The consular team, which will include six members along with a representative of the Foreign Ministry’s spokesman’s office, will not arrive on a direct flight. Due to the diplomatic sensitivity of the matter, the ministry clarified that this would not be a consulate or any other kind of official mission in a country that has no full diplomatic relations with Israel.

There are no precise estimates of the number of Israelis who will travel to Qatar in the coming month, but thousands of fans are expected to attend the games. As of last Thursday, only 3,800 Israeli tourists had received entry permits. Tus Airways’ announcement may significantly boost the number of people jumping at this last-minute opportunity.

In any case, Israel has clarified that even though a large number of Israelis with second passports may make use of these for traveling to Qatar, this could have dramatic consequences in case of trouble. Qatar has clarified that Israeli tourists coming there with a foreign, non-Israeli passport, would not be recognized as Israelis during their stay, and the Foreign Ministry would not be able to help them in case of trouble.
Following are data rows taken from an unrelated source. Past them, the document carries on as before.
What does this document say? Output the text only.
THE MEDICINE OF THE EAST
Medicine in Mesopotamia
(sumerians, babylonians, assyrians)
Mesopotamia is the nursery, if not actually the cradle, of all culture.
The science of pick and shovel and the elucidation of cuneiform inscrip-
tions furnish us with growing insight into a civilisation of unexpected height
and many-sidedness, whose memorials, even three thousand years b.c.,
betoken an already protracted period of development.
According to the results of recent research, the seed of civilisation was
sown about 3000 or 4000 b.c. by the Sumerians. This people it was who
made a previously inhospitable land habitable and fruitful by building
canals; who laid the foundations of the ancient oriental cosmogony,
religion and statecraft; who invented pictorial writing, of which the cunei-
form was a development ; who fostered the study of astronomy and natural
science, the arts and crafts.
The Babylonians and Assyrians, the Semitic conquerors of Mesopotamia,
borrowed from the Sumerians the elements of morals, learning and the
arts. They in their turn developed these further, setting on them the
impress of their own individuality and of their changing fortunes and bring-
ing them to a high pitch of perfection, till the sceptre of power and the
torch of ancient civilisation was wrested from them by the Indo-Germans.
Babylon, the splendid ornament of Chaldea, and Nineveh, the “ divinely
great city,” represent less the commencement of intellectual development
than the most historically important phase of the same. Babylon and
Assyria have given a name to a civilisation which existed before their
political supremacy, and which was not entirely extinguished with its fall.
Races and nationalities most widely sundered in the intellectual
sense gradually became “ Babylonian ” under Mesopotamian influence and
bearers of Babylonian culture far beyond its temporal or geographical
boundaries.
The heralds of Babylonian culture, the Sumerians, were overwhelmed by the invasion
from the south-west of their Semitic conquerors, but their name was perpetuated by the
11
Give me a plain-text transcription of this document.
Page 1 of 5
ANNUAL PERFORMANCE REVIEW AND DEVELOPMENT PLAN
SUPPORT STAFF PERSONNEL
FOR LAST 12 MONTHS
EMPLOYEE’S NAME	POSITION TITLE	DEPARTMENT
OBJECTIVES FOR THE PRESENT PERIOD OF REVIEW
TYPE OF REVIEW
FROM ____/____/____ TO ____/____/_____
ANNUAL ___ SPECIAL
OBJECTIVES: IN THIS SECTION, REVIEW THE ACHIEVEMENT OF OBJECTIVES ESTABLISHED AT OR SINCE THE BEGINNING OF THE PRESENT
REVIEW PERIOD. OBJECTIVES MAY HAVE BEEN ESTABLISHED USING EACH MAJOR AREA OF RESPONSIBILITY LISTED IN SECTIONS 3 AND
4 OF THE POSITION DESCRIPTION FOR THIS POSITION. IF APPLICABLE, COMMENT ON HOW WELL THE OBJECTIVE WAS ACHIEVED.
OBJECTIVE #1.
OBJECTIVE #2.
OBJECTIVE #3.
Israel’s agreement with Qatar, achieved under the auspices of FIFA, included, for the first time, the granting of opportunities for Palestinians living in the occupied territories to enter Israel and fly from Ben-Gurion Airport. Qatar exerted much pressure in order to create a stream of Palestinians from the West Bank and Gaza traveling to Qatar for the games. Even though the two sides agreed on this unusual arrangement, as of last Tuesday not a single Palestinian had requested to use this route, and it seems that Palestinian ticket purchasers will prefer to reach Qatar using the usual way they travel overseas, going through Jordan.

Ahead of the games, the Prime Minister’s Office’s information service, the Foreign Ministry and the Football Association initiated a campaign meant to “educate” Israeli tourists, teaching them about the cultural and legal differences between Israel and Qatar. This includes a prohibition on alcohol and drug consumption, and on ticket scalping.

The campaign is led by former national soccer team captain Tal Ben-Haim, and is meant to minimize cases of Israelis getting into trouble in Qatar. The campaign was born out of an understanding that critical information must be made available to thousands of fans who are expected to travel to Qatar, a Muslim country with no diplomatic ties with Israel,” officials said. They added that the purpose is to provide Israeli travelers with instructions and information from the moment they land and throughout their stay and to give them ways to contact the Foreign Ministry in case of emergency.”